Interlude
Dean Edwin Thomas Godwin had been among the first to suggest the idea of different classes of magic.
Though he never claimed a source for this flash of brilliance, it was rumored he had been inspired by Scholomance, the legendary underground school for black magic in Romania, and the Hermetic Order of the Golden Dawn, the Freemason-founded secret society for occult study and practice in Great Britain.
Magic, he wrote, was at the heart of too many disparate cultures to be nonexistent. And there were too many forms—or classes—to presume that one was superior to another. For those who believed, there was simply ability: what kinds one could and could not do.
Enter the Godwin Scholars.
They tried alchemy and scrying. They learned tarot cards and astrology.
They created charms and studied ley lines.
Mediumship and mysticism, rune casting and wonder-working.
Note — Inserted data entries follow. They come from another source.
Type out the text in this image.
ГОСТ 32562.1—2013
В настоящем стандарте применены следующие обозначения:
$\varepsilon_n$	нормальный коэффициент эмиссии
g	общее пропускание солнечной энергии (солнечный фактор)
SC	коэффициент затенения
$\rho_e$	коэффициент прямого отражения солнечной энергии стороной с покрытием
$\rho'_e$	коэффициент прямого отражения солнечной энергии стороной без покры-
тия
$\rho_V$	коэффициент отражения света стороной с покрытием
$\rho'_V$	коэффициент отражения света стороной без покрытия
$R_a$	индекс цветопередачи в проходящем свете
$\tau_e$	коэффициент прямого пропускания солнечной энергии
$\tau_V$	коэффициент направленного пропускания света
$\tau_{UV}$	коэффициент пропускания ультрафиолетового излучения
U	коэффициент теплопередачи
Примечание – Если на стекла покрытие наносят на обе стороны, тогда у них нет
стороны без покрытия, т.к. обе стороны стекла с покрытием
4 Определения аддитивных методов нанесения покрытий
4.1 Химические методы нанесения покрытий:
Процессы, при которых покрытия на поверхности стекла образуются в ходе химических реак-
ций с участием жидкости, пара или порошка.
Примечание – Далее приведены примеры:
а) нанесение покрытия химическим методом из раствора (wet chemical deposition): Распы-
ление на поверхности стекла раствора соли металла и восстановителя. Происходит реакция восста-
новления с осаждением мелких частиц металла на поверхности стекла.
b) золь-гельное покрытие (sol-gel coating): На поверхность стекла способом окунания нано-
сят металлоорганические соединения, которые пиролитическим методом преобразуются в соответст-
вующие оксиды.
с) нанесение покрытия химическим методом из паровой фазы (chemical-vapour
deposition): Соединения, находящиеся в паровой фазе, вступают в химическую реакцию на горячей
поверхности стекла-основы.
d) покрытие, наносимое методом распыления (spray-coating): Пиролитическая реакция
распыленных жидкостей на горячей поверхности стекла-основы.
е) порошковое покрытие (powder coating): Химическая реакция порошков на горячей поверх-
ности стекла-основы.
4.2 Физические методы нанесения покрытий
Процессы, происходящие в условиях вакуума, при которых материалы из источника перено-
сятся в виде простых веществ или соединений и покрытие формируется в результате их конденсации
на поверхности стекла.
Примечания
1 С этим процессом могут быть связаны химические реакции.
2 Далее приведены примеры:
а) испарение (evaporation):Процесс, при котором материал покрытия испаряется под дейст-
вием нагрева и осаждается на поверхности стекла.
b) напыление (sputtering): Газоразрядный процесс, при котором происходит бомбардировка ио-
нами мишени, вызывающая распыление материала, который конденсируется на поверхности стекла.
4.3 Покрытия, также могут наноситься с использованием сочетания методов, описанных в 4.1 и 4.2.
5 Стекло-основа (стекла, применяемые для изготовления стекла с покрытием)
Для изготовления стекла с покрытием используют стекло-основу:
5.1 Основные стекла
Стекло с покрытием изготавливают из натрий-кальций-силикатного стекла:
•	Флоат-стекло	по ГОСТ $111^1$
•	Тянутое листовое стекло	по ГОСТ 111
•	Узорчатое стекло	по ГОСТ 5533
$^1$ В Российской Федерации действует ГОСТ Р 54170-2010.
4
Even Santeria and Kabbalah, Shinto and Māyā, vodou and obeah—religious traditions from around the world that they considered far beneath them were appropriated for their occult properties and discarded for their refusal to give up their cultural secrets.
There was magic a breath away, an undeniable element of the world like death and taxes. The scholars knew it, but they could not unlock it.
In a world of appearances and deceptions, desperation lifts a mirror and forces people to face who they are when no one’s watching. For most, this answer is shameful. And for those who have never before known what it is to want, this answer is downright chilling.
Maybe if the Godwin Scholars had chosen failure, there would be no story to uncover.
Instead, their access to magic became an arcane inheritance of lives taken and bodies buried.